Nach den Lukans hörte man lange nichts mehr von erfolgreichen Alpendurchquerungen. Das sollte sich erst in den 2000ern ändern. Was aber auch daran liegen könnte, dass man es inzwischen einfach eher mitbekommt, wenn sich jemand auf die Socken macht. Da war zum Beispiel Rudolf, der Ex-Banker, der sich rechtzeitig vor der großen Pleite der Lehman Brothers ein Paar Wanderschuhe kaufte und seine Abfertigung in die Besteigung von über 30 Viertausendern investierte. Oder Alwin, von dem ich auch nach wiederholtem Studium seines Reiseberichtes nicht weiß, welcher Teufel ihn so zur Eile trieb, dass er sich nach etwas über 70 Tagen und überglücklich darüber, dass seine Tortur ein Ende hat, in den französischen Sand fallen ließ. Oder der Berliner Thomas, dessen Route ich ebenfalls schon genau studiert habe. Oder Jörg, der Mur und Meer miteinander verband, und auf den Monaten dazwischen sein Leben als IT Manager hinter sich ließ. Oder Brigitte und Gernot, die ihre Alpentour auf alle Urlaubstage der letzten Jahre verteilten. Soll niemand sagen ich tue so, als wäre das alles allein auf meinem Mist gewachsen. Erst unlängst gab es wieder einen Neuzugang am Buchmarkt, auch wenn die Tour selbst schon einige Jahre zurückliegt: Hans folgte seiner Partnerin Anita von der Donau an die Küste – und lässt uns in einem (hier bereits vorgestellten) Bildband an der Tour teilhaben.

Der Weg

Als ich damit begann, die Wege zwischen daheim und Mittelmeer genauer anzusehen, habe ich eine interessante Entdeckung gemacht: Es gibt zwar inzwischen eine Fülle an Möglichkeiten, monatelang im Alpenraum herum zu strawanzen – doch wer von Österreich nach Monaco will, muss weite Umwege auf sich nehmen. Viel einfacher hat man es, wenn man die Alpen einfach nur durchqueren möchte – also eine möglichst günstige Strecke sucht, um einmal in Nord-Süd-Richtung drüber zu marschieren. Hier gibt es einige sogar sehr attraktive Routen, die Paradestrecke München – Venedig zum Beispiel. Oder der Alpenabschnitt des Fernwanderweges E5. Dazu kommen nagelneue Ideen wie Christofs Verbindung Salzburgs mit Triest oder von der Tourismusbranche getragene Projekte wie der Alpe Adria Trail mit seiner Südalpen-Überquerung.

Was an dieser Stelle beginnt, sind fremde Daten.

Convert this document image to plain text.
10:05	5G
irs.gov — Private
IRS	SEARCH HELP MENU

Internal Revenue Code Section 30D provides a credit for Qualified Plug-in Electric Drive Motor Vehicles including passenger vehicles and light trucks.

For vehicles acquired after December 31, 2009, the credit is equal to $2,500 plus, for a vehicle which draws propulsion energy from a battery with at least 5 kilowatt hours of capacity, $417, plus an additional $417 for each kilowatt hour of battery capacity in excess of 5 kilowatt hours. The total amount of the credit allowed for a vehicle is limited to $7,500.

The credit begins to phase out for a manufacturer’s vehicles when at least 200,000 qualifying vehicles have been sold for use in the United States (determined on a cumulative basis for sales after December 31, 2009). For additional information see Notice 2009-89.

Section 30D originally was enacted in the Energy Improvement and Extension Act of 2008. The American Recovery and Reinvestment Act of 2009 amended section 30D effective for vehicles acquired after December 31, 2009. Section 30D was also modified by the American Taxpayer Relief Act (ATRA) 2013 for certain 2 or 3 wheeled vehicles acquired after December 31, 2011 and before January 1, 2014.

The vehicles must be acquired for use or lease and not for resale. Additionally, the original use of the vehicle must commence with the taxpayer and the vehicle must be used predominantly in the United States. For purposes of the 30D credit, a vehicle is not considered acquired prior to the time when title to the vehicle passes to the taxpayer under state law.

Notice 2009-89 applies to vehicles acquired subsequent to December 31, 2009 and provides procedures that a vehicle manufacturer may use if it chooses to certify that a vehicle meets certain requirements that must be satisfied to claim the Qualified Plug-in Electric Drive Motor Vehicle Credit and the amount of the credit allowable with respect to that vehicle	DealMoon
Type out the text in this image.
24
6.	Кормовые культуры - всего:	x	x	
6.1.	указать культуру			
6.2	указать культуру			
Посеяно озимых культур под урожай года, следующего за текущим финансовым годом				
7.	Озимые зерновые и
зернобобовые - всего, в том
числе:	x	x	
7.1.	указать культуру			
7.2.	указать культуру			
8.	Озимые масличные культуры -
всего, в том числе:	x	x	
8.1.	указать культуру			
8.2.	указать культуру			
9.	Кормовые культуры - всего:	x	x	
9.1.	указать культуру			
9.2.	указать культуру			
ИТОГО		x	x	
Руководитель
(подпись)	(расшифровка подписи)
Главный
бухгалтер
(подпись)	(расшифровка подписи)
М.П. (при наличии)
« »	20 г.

In Ost-West-Richtung sieht das Angebot gleich etwas schütterer aus. Is’ ja auch viel länger. Die meisten Möglichkeiten finden sich im Bereich der Zentral- und Nordalpen, die beide über einen (österreichischen) Weitwanderweg der Länge nach abspaziert werden können – und im angrenzenden Ausland sogar eine Fortsetzung finden. Teile dieser Strecke gehören zum Wegenetz der Via Alpina. Diese Via Alpina ist ein aus EU Fördermitteln gespeistes Projekt, alle acht Alpenstaaten über ein Wanderwegenetz miteinander zu verbinden. Das ist gelungen, allerdings haben auch hier die Nord-Süd-Wanderer die besseren Karten.

Via Alpina

Nach einem Blick auf das Wegenetz stellte sich mir eine Frage: Wann genau wurde denn Vorarlberg zum Mittelpunkt der Weitwander-Welt? Es scheint, als hinge im Sekretariat der Via Alpina ein Gebot auf der Wand: “Was immer Euch einfällt – schaut’s dass d’ Leut’ auch nach Vorarlberg kemman!” Insgesamt bildet das Wegenetz – dem natürlichen Verlauf des Alpenbogens folgend – eine Kurve, die bei den Seealpen beginnt, und im Dinarischen Gebirge endet. Während es auf der Nordseite des Alpenkammes gute Möglichkeiten für eine Durchquerung gibt (zwei – natürlich zufällige – Beispiele wären Wien-Vorarlberg oder Hainburg-Vorarlberg), wird von den Südländern etwas mehr Kreativität abverlangt. Was bis heute fehlt, ist ein eine Strecke, die durchgehend auf der Südseite der Alpen verläuft. Oder, um es mit obiger Karte zu verdeutlichen: Eine etwas direktere Verbindung insbesondere im Bereich zwischen Triglav und Aoste im NP Gran Paradiso.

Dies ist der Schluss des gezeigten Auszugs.